Religion and Ethics Forum
Religion and Ethics Discussion => Philosophy, in all its guises. => Topic started by: Nearly Sane on June 20, 2018, 06:52:02 PM
-
Obviously this refers to non human animals, since we do in our view commit suicide and we are animals.
https://iainews.iai.tv/articles/to-be-or-not-to-be-on-whether-animals-can-commit-suicide-auid-1087
-
First of all, what do we mean when we say "Joe Bloggs committed suicide"? Does it imply a conscious wish to cease to exist? I'd say yes. The examples given by the author of suicide without a conscious wish to die are unconvincing in my opinion.
-
First of all, what do we mean when we say "Joe Bloggs committed suicide"? Does it imply a conscious wish to cease to exist? I'd say yes. The examples given by the author of suicide without a conscious wish to die are unconvincing in my opinion.

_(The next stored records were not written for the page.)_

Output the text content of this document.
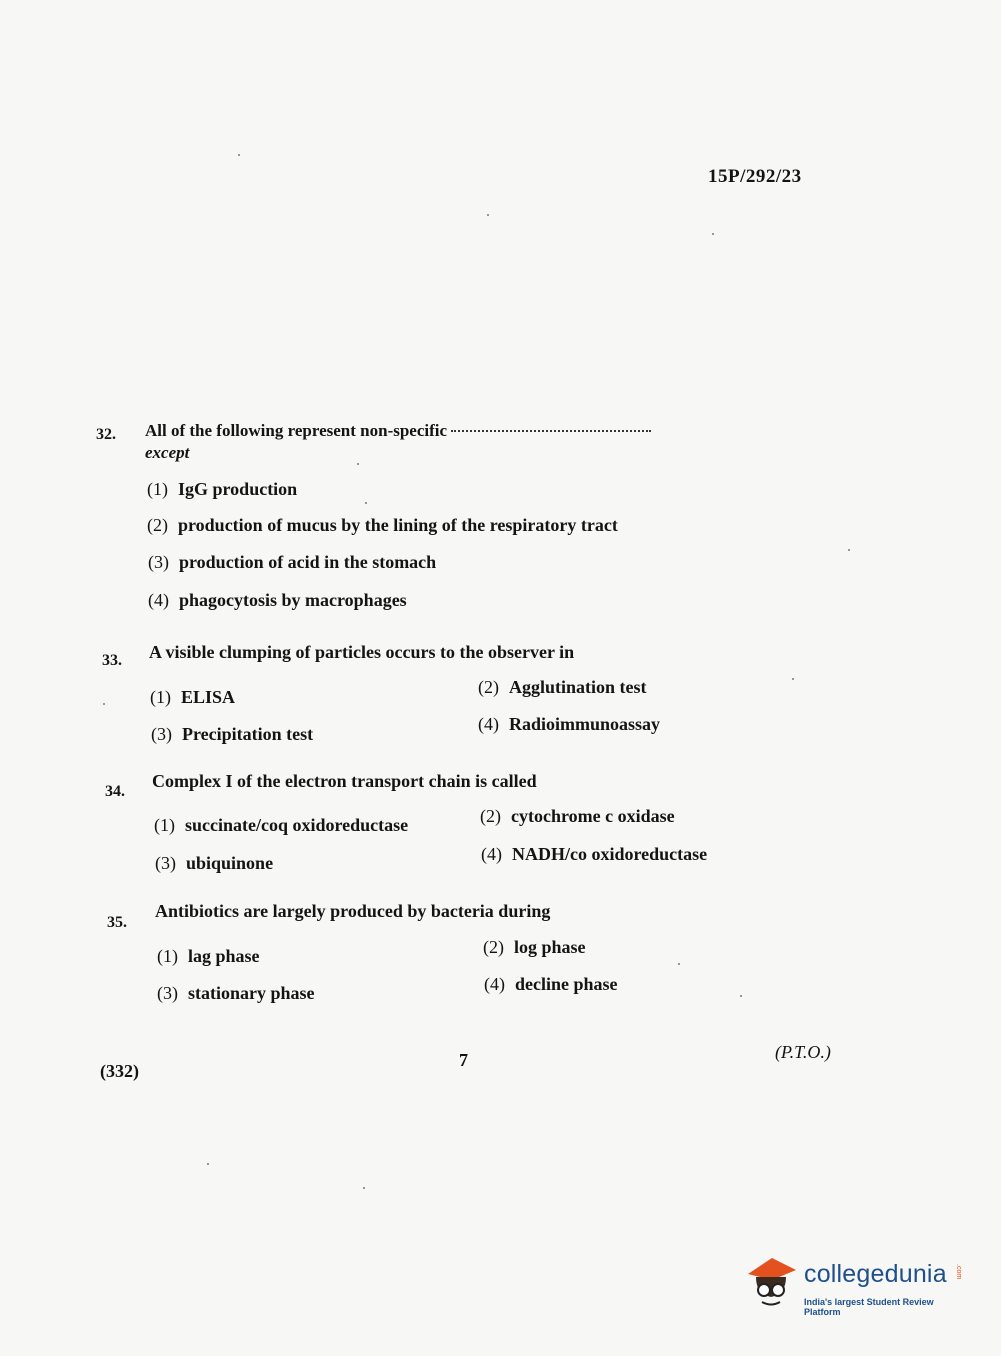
15P/292/23
32. All of the following represent non-specific
except
(1) IgG production
(2) production of mucus by the lining of the respiratory tract
(3) production of acid in the stomach
(4) phagocytosis by macrophages
33. A visible clumping of particles occurs to the observer in
(1) ELISA	(2) Agglutination test
(3) Precipitation test	(4) Radioimmunoassay
34.
Complex I of the electron transport chain is called
(1) succinate/coq oxidoreductase	(2) cytochrome c oxidase
(3) ubiquinone	(4) NADH/co oxidoreductase
35.
Antibiotics are largely produced by bacteria during
(1) lag phase	(2) log phase
(3) stationary phase	(4) decline phase
(332)
7	(P.T.O.)
collegedunia .com
India's largest Student Review Platform
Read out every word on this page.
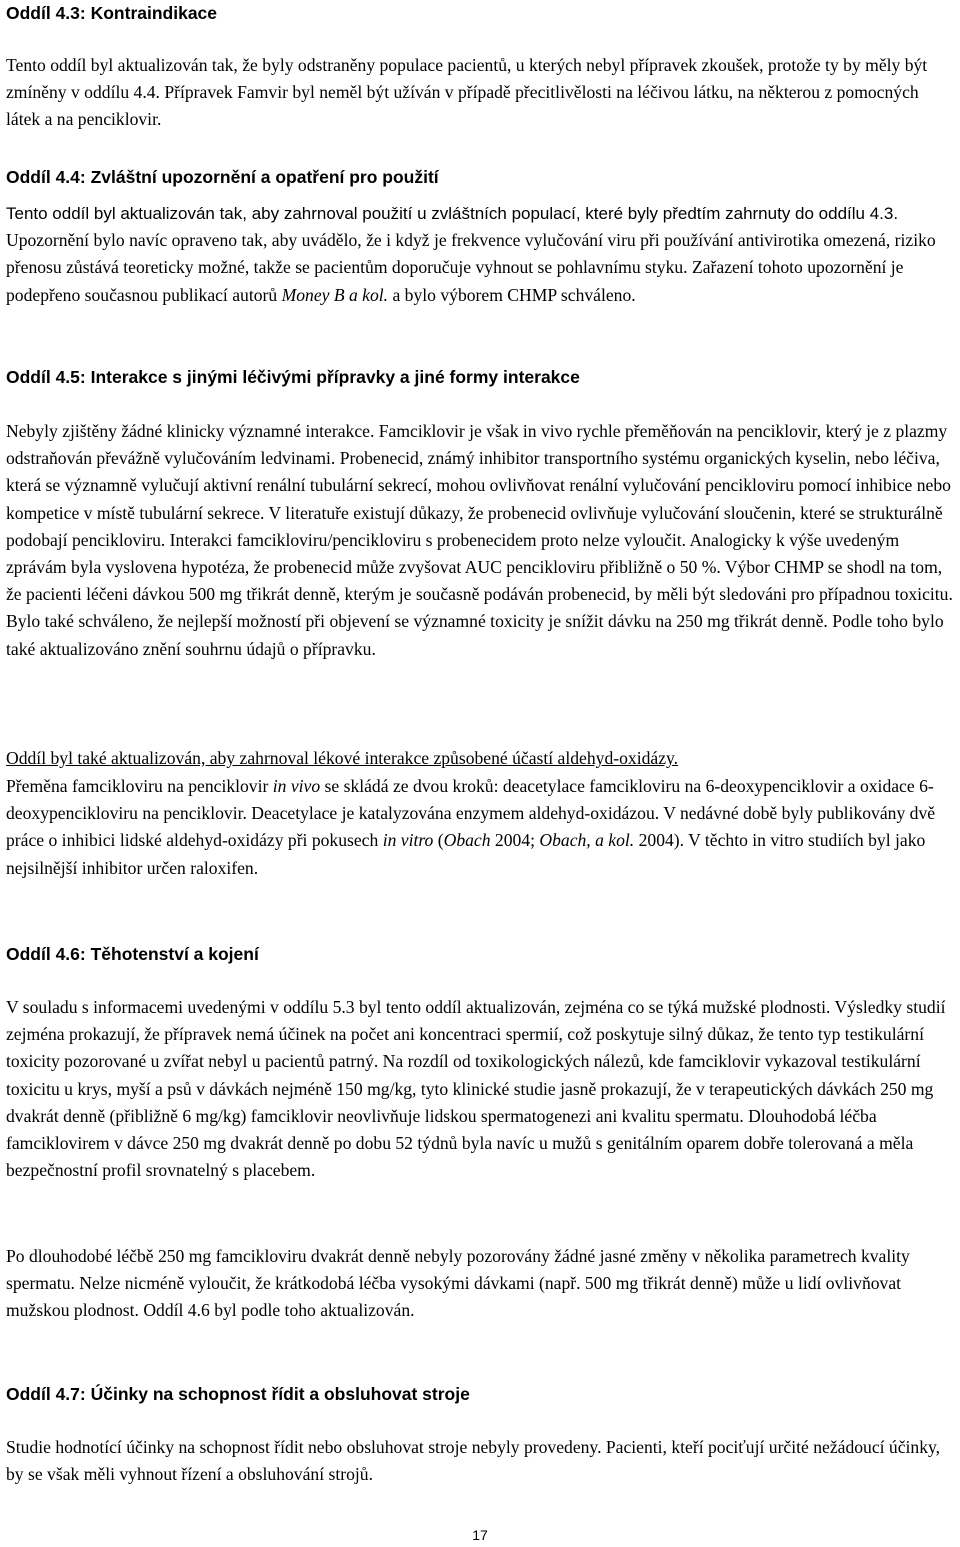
Oddíl 4.3: Kontraindikace

Tento oddíl byl aktualizován tak, že byly odstraněny populace pacientů, u kterých nebyl přípravek zkoušek, protože ty by měly být zmíněny v oddílu 4.4. Přípravek Famvir byl neměl být užíván v případě přecitlivělosti na léčivou látku, na některou z pomocných látek a na penciklovir.

Oddíl 4.4: Zvláštní upozornění a opatření pro použití

Tento oddíl byl aktualizován tak, aby zahrnoval použití u zvláštních populací, které byly předtím zahrnuty do oddílu 4.3. Upozornění bylo navíc opraveno tak, aby uvádělo, že i když je frekvence vylučování viru při používání antivirotika omezená, riziko přenosu zůstává teoreticky možné, takže se pacientům doporučuje vyhnout se pohlavnímu styku. Zařazení tohoto upozornění je podepřeno současnou publikací autorů Money B a kol. a bylo výborem CHMP schváleno.

Oddíl 4.5: Interakce s jinými léčivými přípravky a jiné formy interakce

Nebyly zjištěny žádné klinicky významné interakce. Famciklovir je však in vivo rychle přeměňován na penciklovir, který je z plazmy odstraňován převážně vylučováním ledvinami. Probenecid, známý inhibitor transportního systému organických kyselin, nebo léčiva, která se významně vylučují aktivní renální tubulární sekrecí, mohou ovlivňovat renální vylučování pencikloviru pomocí inhibice nebo kompetice v místě tubulární sekrece. V literatuře existují důkazy, že probenecid ovlivňuje vylučování sloučenin, které se strukturálně podobají pencikloviru. Interakci famcikloviru/pencikloviru s probenecidem proto nelze vyloučit. Analogicky k výše uvedeným zprávám byla vyslovena hypotéza, že probenecid může zvyšovat AUC pencikloviru přibližně o 50 %. Výbor CHMP se shodl na tom, že pacienti léčeni dávkou 500 mg třikrát denně, kterým je současně podáván probenecid, by měli být sledováni pro případnou toxicitu. Bylo také schváleno, že nejlepší možností při objevení se významné toxicity je snížit dávku na 250 mg třikrát denně. Podle toho bylo také aktualizováno znění souhrnu údajů o přípravku.

Oddíl byl také aktualizován, aby zahrnoval lékové interakce způsobené účastí aldehyd-oxidázy.

Přeměna famcikloviru na penciklovir in vivo se skládá ze dvou kroků: deacetylace famcikloviru na 6-deoxypenciklovir a oxidace 6-deoxypencikloviru na penciklovir. Deacetylace je katalyzována enzymem aldehyd-oxidázou. V nedávné době byly publikovány dvě práce o inhibici lidské aldehyd-oxidázy při pokusech in vitro (Obach 2004; Obach, a kol. 2004). V těchto in vitro studiích byl jako nejsilnější inhibitor určen raloxifen.

Oddíl 4.6: Těhotenství a kojení

V souladu s informacemi uvedenými v oddílu 5.3 byl tento oddíl aktualizován, zejména co se týká mužské plodnosti. Výsledky studií zejména prokazují, že přípravek nemá účinek na počet ani koncentraci spermií, což poskytuje silný důkaz, že tento typ testikulární toxicity pozorované u zvířat nebyl u pacientů patrný. Na rozdíl od toxikologických nálezů, kde famciklovir vykazoval testikulární toxicitu u krys, myší a psů v dávkách nejméně 150 mg/kg, tyto klinické studie jasně prokazují, že v terapeutických dávkách 250 mg dvakrát denně (přibližně 6 mg/kg) famciklovir neovlivňuje lidskou spermatogenezi ani kvalitu spermatu. Dlouhodobá léčba famciklovirem v dávce 250 mg dvakrát denně po dobu 52 týdnů byla navíc u mužů s genitálním oparem dobře tolerovaná a měla bezpečnostní profil srovnatelný s placebem.

Po dlouhodobé léčbě 250 mg famcikloviru dvakrát denně nebyly pozorovány žádné jasné změny v několika parametrech kvality spermatu. Nelze nicméně vyloučit, že krátkodobá léčba vysokými dávkami (např. 500 mg třikrát denně) může u lidí ovlivňovat mužskou plodnost. Oddíl 4.6 byl podle toho aktualizován.

Oddíl 4.7: Účinky na schopnost řídit a obsluhovat stroje

Studie hodnotící účinky na schopnost řídit nebo obsluhovat stroje nebyly provedeny. Pacienti, kteří pociťují určité nežádoucí účinky, by se však měli vyhnout řízení a obsluhování strojů.

17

surely that's just begging the question in that you are assuming no conscious wish?
-
surely that's just begging the question in that you are assuming no conscious wish?
I don't know is it? How do you define suicide? Other animals frequently engage in behaviour that leads to certain death, but is that suicide?

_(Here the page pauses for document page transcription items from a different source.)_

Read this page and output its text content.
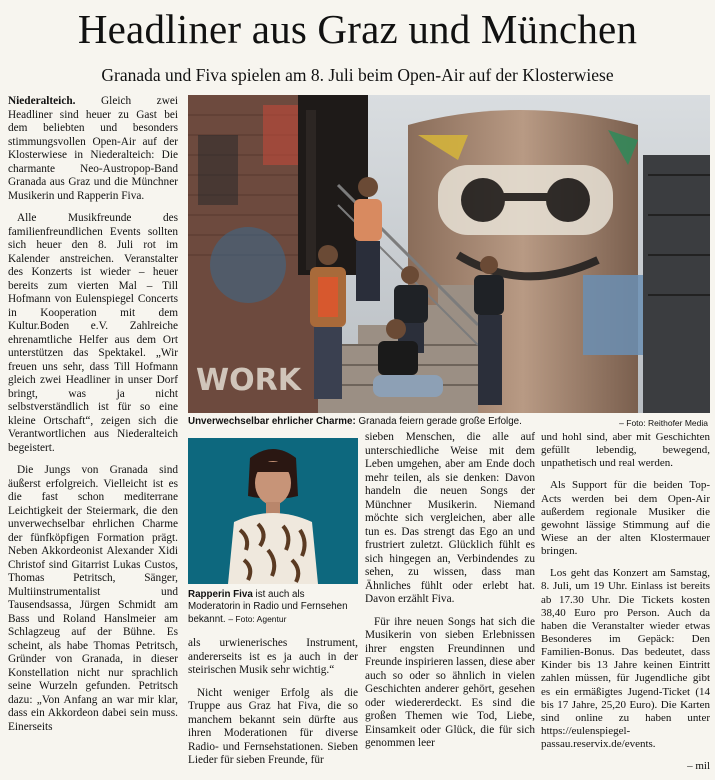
Headliner aus Graz und München
Granada und Fiva spielen am 8. Juli beim Open-Air auf der Klosterwiese

Niederalteich. Gleich zwei Headliner sind heuer zu Gast bei dem beliebten und besonders stimmungsvollen Open-Air auf der Klosterwiese in Niederalteich: Die charmante Neo-Austropop-Band Granada aus Graz und die Münchner Musikerin und Rapperin Fiva.

Alle Musikfreunde des familienfreundlichen Events sollten sich heuer den 8. Juli rot im Kalender anstreichen. Veranstalter des Konzerts ist wieder – heuer bereits zum vierten Mal – Till Hofmann von Eulenspiegel Concerts in Kooperation mit dem Kultur.Boden e.V. Zahlreiche ehrenamtliche Helfer aus dem Ort unterstützen das Spektakel. „Wir freuen uns sehr, dass Till Hofmann gleich zwei Headliner in unser Dorf bringt, was ja nicht selbstverständlich ist für so eine kleine Ortschaft“, zeigen sich die Verantwortlichen aus Niederalteich begeistert.

Die Jungs von Granada sind äußerst erfolgreich. Vielleicht ist es die fast schon mediterrane Leichtigkeit der Steiermark, die den unverwechselbar ehrlichen Charme der fünfköpfigen Formation prägt. Neben Akkordeonist Alexander Xidi Christof sind Gitarrist Lukas Custos, Thomas Petritsch, Sänger, Multiinstrumentalist und Tausendsassa, Jürgen Schmidt am Bass und Roland Hanslmeier am Schlagzeug auf der Bühne. Es scheint, als habe Thomas Petritsch, Gründer von Granada, in dieser Konstellation nicht nur sprachlich seine Wurzeln gefunden. Petritsch dazu: „Von Anfang an war mir klar, dass ein Akkordeon dabei sein muss. Einerseits

WORK
Unverwechselbar ehrlicher Charme: Granada feiern gerade große Erfolge.	– Foto: Reithofer Media
Rapperin Fiva ist auch als Moderatorin in Radio und Fernsehen bekannt. – Foto: Agentur

als urwienerisches Instrument, andererseits ist es ja auch in der steirischen Musik sehr wichtig.“

Nicht weniger Erfolg als die Truppe aus Graz hat Fiva, die so manchem bekannt sein dürfte aus ihren Moderationen für diverse Radio- und Fernsehstationen. Sieben Lieder für sieben Freunde, für

sieben Menschen, die alle auf unterschiedliche Weise mit dem Leben umgehen, aber am Ende doch mehr teilen, als sie denken: Davon handeln die neuen Songs der Münchner Musikerin. Niemand möchte sich vergleichen, aber alle tun es. Das strengt das Ego an und frustriert zuletzt. Glücklich fühlt es sich hingegen an, Verbindendes zu sehen, zu wissen, dass man Ähnliches fühlt oder erlebt hat. Davon erzählt Fiva.

Für ihre neuen Songs hat sich die Musikerin von sieben Erlebnissen ihrer engsten Freundinnen und Freunde inspirieren lassen, diese aber auch so oder so ähnlich in vielen Geschichten anderer gehört, gesehen oder wiedererdeckt. Es sind die großen Themen wie Tod, Liebe, Einsamkeit oder Glück, die für sich genommen leer

und hohl sind, aber mit Geschichten gefüllt lebendig, bewegend, unpathetisch und real werden.

Als Support für die beiden Top-Acts werden bei dem Open-Air außerdem regionale Musiker die gewohnt lässige Stimmung auf die Wiese an der alten Klostermauer bringen.

Los geht das Konzert am Samstag, 8. Juli, um 19 Uhr. Einlass ist bereits ab 17.30 Uhr. Die Tickets kosten 38,40 Euro pro Person. Auch da haben die Veranstalter wieder etwas Besonderes im Gepäck: Den Familien-Bonus. Das bedeutet, dass Kinder bis 13 Jahre keinen Eintritt zahlen müssen, für Jugendliche gibt es ein ermäßigtes Jugend-Ticket (14 bis 17 Jahre, 25,20 Euro). Die Karten sind online zu haben unter https://eulenspiegel-passau.reservix.de/events.

– mil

Is it suicide when a soldier storms a machine gun post to save his regiment and is inevitably killed in the process? The language we use to describe such acts would suggest not, but that might be just the fact that suicide still has a slightly pejorative nuance.
Is it suicide if you are not aware that your actions will inevitably kill you? If not, most animals probably can't commit suicide.
-
Lemmings ..... suicide or attempted murder by Disney? ....... https://www.youtube.com/watch?v=TUNJ0xg6_Mw
-
The first question to ask, surely, is whether non-human animals have any concept of death? Predators may kill, but their behaviour is innate -they kill because they are programmed to kill. Do they understand the nature of what they are doing to their prey ... or is it just what they do?

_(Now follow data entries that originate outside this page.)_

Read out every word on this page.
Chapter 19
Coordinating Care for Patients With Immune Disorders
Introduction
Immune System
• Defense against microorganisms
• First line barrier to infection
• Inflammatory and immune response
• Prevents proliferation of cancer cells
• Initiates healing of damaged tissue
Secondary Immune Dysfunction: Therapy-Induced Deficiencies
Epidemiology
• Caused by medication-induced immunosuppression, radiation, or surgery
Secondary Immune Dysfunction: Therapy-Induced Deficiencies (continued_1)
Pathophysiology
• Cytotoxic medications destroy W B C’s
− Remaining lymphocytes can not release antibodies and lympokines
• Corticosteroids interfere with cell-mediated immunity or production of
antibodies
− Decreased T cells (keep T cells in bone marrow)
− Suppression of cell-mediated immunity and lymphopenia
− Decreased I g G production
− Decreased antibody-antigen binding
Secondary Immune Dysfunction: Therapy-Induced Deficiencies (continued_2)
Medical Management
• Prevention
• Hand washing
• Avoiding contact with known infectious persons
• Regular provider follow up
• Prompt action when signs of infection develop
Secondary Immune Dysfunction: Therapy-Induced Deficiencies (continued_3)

Do animals know that they are mortal? If they do not then they cannot "commit suicide".
-
It’s interesting, I don’t associate self-sacrificing deaths with suicide.
Anyway, animals... there are plenty of anecdotes about animals who go into mourning and who refuse to eat or take care of themselves following the death of a companion or owner. They often die within a short time of the other death. Is this a kind of suicide? Or is it what we would recognise as a mental illness?